Try zooming in and out with text-wrap: pretty vs text-wrap: wrap

1 comments

I... uh, wouldn't consider a text dump of a full novel getting completely typeset as a good example to consider when talking about sites?
sure, but html isn't only used in a browser context. I have a severely under-powered ereader that I use to read epubs (html). It already takes ten seconds to paginate on first open and font size changes. I can't imagine how long it would take to non-naively wrap lines
I don't know why you'd expect an ereader to do a full text optimization of a book, though? Pick the starting line and layout to the next screen's breaking point. If needed, consider if you left an orphan for the next page and try to adjust that into the current screen.

Are there ereaders that have to typeset the entire text of what you are reading? What is the advantage of making the task harder?

KOReader typesets the whole book at once. It is needed in order to get page counts right, for example.
Even if that is the case, it has to redo this how often? If the page counts are to be stable, I'm assuming so are page numbers? At which point we are back to this not being something I would expect to slow things down appreciably on the vast majority of actual uses.

Still, I should acknowledge you provided an example. It surprises me.

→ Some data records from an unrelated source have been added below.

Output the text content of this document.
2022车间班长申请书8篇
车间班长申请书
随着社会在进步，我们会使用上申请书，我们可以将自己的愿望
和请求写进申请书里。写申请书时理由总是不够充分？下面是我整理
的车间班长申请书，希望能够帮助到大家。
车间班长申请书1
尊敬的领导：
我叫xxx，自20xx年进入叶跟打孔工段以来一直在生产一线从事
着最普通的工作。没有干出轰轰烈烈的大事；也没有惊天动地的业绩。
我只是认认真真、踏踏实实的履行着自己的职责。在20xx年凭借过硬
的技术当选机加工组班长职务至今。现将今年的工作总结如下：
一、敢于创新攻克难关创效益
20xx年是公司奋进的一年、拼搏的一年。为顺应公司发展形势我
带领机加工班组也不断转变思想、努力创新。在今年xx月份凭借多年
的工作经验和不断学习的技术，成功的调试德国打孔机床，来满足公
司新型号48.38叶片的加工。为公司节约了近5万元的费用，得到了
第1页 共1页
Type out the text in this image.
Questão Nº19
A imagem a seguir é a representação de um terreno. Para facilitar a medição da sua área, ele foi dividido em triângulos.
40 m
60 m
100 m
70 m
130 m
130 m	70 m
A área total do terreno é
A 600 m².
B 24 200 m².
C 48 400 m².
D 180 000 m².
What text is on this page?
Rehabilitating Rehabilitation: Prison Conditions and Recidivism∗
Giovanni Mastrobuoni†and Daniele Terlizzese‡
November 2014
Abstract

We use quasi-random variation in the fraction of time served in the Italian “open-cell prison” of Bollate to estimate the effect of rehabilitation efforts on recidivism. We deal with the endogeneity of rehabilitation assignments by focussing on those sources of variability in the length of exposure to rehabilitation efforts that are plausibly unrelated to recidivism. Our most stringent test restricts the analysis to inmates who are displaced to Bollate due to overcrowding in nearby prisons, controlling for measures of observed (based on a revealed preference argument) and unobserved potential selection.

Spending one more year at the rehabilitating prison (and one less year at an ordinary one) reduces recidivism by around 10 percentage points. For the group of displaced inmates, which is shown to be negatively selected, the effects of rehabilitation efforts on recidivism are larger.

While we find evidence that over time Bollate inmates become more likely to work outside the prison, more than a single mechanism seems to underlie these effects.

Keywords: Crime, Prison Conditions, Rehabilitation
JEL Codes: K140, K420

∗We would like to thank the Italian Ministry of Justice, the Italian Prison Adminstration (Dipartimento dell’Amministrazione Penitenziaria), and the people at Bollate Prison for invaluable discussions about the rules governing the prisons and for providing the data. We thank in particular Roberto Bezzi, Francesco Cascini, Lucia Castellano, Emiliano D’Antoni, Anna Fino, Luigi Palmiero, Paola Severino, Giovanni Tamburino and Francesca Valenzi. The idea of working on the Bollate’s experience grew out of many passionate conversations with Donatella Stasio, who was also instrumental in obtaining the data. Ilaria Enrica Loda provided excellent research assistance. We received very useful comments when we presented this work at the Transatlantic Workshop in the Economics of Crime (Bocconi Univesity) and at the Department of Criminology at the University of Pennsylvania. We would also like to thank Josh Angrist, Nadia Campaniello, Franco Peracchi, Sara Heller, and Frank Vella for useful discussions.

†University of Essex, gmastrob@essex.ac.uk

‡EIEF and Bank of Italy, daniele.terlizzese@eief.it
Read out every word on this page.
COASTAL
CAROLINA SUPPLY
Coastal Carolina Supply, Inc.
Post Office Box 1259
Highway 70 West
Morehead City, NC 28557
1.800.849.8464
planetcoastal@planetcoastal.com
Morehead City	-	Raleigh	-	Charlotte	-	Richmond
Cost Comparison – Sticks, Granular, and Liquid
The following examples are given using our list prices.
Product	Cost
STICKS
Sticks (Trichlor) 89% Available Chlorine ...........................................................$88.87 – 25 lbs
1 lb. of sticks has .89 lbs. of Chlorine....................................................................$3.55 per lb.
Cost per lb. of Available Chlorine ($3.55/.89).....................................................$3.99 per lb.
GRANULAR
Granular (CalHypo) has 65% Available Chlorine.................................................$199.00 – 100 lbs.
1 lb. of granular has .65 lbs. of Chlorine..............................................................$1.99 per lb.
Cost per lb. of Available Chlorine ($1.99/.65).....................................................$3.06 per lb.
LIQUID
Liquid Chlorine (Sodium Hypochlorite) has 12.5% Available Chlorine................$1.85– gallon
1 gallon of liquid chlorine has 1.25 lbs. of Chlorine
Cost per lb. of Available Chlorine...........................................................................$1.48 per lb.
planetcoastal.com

It needs to rerender everything whenever you change any setting that affects typesetting. This used to be quite annoying when trying out fonts or find the best value for some setting, but recently they implemented a better way so that it first renders the current fragment (usually a chapter), releases the UI so that you can read, and renders the rest in the background. Page counts and some other stuff are broken in this meantime.
> it has to redo this how often?

As often as the font size changes.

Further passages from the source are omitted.